Shortly after graduating from the Budapest Academy in 1903, Bartók spent a few months at a northern resort in what is now Slovakia. He overheard a Transylvanian-born maid singing a folk song, which led him to one of the major pursuits of his life. He wrote to his sister: “I have a new plan: to collect the finest Hungarian folk songs and to raise them, adding the best possible piano accompaniments, to the level of art-song.” Along with Zoltán Kodály, a fellow Hungarian composer, Bartók made numerous trips to rural communities, documenting some 9,000 folk songs and helping to establish the new discipline of ethnomusicology. The Austro-Hungarian empire spread across much of Europe, and Bartók’s “Hungarian” journeys took him into lands occupied by Hungarians, Slovaks, Croats, Serbians, Bulgarians, and, in an area of particular interest to him, the remote Transylvanian region that is now part of Romania.

Bartók’s arrangements of Hungarian folk songs combine his ethnographic research and his folk-inspired composition style. His distinctive harmonies and textures work as counterpoint to the melody rather than providing background filler. “Annyi banat” bathes a sorrowful melody in chords that occasionally foreshadow moody jazz harmonies of later decades. “Régi Keserves,” has a desperate, wailing quality far removed from common Western language; Bartók complemented the exotic tune with slow-moving harmonies and stabbing chords. “Párositó,” proceeds as a flirtatious dance, passing through capricious changes of mood and tempo. “Eddig való,” is a sad song of leaving farm work and homeland, and the setting is a stark and sober platform for the emotional melody. In the final song, “Hatforintos Nóta,” the sassy dance tune meets its energetic match in the accompaniment. This song in particular demonstrates the deft work of Richard Tognetti, a violinist and the artistic director of the Australian Chamber Orchestra, who made these lively arrangements for string orchestra.

Aaron Grad ©2011

Symphony No. 104 in D, London (1795)
Franz Joseph Haydn

b. Rohrau, Austria, 1731; d. Vienna, 1809

Haydn’s works, in particular the late symphonies, are prized for their clarity of purpose, their profundity, and charm. Haydn was the most popular composer of his era when he went to London for a series of concerts organized by the violinist and impresario Johann Peter Salomon. His final twelve symphonies are collected under the subtitle “London”; this is the last.

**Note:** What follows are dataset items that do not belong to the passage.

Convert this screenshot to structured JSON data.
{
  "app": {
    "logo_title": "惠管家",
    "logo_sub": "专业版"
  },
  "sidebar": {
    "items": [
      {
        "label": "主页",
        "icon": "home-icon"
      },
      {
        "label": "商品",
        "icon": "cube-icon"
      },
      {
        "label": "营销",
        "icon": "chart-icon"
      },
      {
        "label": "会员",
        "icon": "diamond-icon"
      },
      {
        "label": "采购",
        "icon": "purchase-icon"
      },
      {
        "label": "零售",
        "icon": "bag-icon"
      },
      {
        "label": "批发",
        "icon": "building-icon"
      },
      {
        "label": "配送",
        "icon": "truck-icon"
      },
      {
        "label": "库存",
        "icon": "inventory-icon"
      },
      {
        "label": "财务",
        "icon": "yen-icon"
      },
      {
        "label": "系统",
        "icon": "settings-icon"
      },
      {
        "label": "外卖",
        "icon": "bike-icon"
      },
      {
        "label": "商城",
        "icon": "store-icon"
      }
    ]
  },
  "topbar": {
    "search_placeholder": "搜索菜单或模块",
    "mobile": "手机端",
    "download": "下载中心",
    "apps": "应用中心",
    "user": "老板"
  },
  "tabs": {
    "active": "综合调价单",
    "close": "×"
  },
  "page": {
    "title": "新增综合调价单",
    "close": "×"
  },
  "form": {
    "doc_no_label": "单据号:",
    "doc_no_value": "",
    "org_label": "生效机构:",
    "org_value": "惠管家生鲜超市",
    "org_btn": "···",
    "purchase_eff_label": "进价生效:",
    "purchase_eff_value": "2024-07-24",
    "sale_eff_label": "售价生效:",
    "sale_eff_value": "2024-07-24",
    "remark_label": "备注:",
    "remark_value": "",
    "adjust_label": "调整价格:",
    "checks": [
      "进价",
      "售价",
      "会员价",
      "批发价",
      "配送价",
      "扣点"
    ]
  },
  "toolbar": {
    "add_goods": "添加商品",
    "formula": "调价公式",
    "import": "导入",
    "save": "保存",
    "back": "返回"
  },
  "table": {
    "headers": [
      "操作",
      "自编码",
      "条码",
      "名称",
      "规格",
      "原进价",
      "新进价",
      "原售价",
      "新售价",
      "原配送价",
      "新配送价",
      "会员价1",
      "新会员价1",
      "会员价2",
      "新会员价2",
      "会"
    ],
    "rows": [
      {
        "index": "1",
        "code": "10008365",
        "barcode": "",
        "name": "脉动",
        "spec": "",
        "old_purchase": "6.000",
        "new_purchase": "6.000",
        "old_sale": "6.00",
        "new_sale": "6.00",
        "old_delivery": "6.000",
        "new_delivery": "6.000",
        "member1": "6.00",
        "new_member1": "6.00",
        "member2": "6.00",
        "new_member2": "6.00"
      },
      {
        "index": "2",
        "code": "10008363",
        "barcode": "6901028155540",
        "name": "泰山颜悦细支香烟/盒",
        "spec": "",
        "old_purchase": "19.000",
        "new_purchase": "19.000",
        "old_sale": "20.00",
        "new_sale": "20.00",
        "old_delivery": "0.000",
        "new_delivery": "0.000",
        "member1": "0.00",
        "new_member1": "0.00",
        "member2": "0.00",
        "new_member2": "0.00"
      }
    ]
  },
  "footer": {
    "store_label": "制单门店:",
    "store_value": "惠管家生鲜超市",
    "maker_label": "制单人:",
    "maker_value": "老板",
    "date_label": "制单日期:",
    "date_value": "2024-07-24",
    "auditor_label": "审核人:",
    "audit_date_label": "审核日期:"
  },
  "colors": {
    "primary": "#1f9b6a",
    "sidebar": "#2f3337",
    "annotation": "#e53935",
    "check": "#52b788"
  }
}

The work begins with an imposing fanfare, followed by a sorrowful passage with the violins playing sighing figures as the orchestra modulates from D Minor to F Major, with another fanfare. The pattern repeats itself as Haydn returns to D Minor, followed by the fanfare again. This minor-major-minor introduction is almost a symphony in miniature. Of interest today is that the trumpets and timpani play only the first and last fanfare. The middle one in F Major would have been impossible for the instruments of that time, as their keys were fixed, and there wasn’t sufficient time to change them. Haydn works a little compositional magic in the development section, taking the main theme’s repeated notes and turning them into the basis for exploring other keys.

The second movement features a beguiling, increasingly sweet melody that culminates in the coda when the horns come to the front, rising and falling. A minuet follows, with a stamping main theme, and a trio section with an expansive melody shows off the woodwinds before the rustic music returns.

The carefree finale is one of the composer’s great creations. For the first time in the work, Haydn plays two themes off each other in the strings and woodwinds. Frequent octave leaps make for a bumpy ride but, as is so often the case with Haydn, one of happy surprises.